Animal control rules get updated
A “fowl” duty will no longer be the responsibility of the Sonoma Planning Commission when the City Council adopts new regulations for the control of animals at an upcoming meeting.
Chickens will no longer need a license from the commission to reside in the city, nor will bees and rabbits. And the commission will no longer determine if a lot size is adequate to accommodate a fourth dog, or hear appeals regarding all of the above.
The changes, which will appear in the Municipal Code, include streamlining, process modifications and deletion of obsolete references, such as the proper width for a hitching post. They were unanimously adopted by the Planning Commission at a recent meeting.
The recommendations were developed after the council, last year, considered adding a section to animal regulations prohibiting vicious dogs. At a council meeting, Bob Edwards, of Sonoma Valley Dog Owners and Guardians, argued that “there are no vicious dogs in Sonoma.” He said most bites reported are from chihuahuas. Nevertheless, the ordinance will now provide a definition of what constitutes a vicious or potentially dangerous dog, and establishes procedures for governing them. Exemptions are also provided.
Assisting the police in developing the Municipal Code changes were SVDOG and Pets Lifeline. Last February, Edwards presented the City Council with 23 modifications his group wanted to include in the ordinance. Although the Council did not take official action, those changes were also considered when preparing the new regulations.
Police Chief Bret Sackett said that, within the city limits, there are currently 10 permits for chickens, two for bees and none for rabbits. Instead of requiring a permit in the future, staff will rely on standards of care that are set up in the zoning regulations.
“We feel there is little risk, but we can abate a use if it is problematic,” he said.

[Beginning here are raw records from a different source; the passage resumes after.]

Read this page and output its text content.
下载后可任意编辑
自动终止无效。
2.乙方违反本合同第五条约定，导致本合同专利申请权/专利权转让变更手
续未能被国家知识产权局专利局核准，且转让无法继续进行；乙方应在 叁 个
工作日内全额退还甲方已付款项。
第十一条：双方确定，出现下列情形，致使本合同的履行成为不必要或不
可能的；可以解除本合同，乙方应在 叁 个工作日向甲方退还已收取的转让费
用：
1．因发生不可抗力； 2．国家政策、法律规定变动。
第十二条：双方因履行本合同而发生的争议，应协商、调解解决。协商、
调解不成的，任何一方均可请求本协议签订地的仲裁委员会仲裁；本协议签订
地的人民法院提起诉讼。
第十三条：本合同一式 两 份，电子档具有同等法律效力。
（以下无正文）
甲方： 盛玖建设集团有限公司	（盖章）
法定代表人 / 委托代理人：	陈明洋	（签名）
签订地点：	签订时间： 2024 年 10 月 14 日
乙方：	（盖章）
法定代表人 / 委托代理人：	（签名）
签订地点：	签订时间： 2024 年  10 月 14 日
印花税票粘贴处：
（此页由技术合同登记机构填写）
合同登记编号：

One of the major revisions to the code will be the designation of a hearing officer to hear requests for a fourth dog or cat, or to review appeals. In the past, requests for a fourth animal (the code allows three), came before the Planning Commission. The hearing officer could be a volunteer with animal expertise, or a professional hired on an occasional, per diem basis.
Other new sections cover such topics as public noticing, prohibited conduct, exotic animal permits, bite notification, picking up waste, and unattended animals left in hot cars.
Another revision reduces the leash length from eight feet to six feet, and the nuisance requirement from “barking and howling heard more than 100 feet away,” to “barking and howling that interferes with the reasonable use and enjoyment of private residential property.”
Commissioners suggested adding a section that pertains to where dogs can be walked downtown. Currently, dogs are prohibited in the Plaza, except on the perimeter sidewalk. Others brought up concerns about sheep used for weed control, and the Clydesdales on Spain Street, which are a permitted non-conforming use.
The Code section covers all animals within the city limits.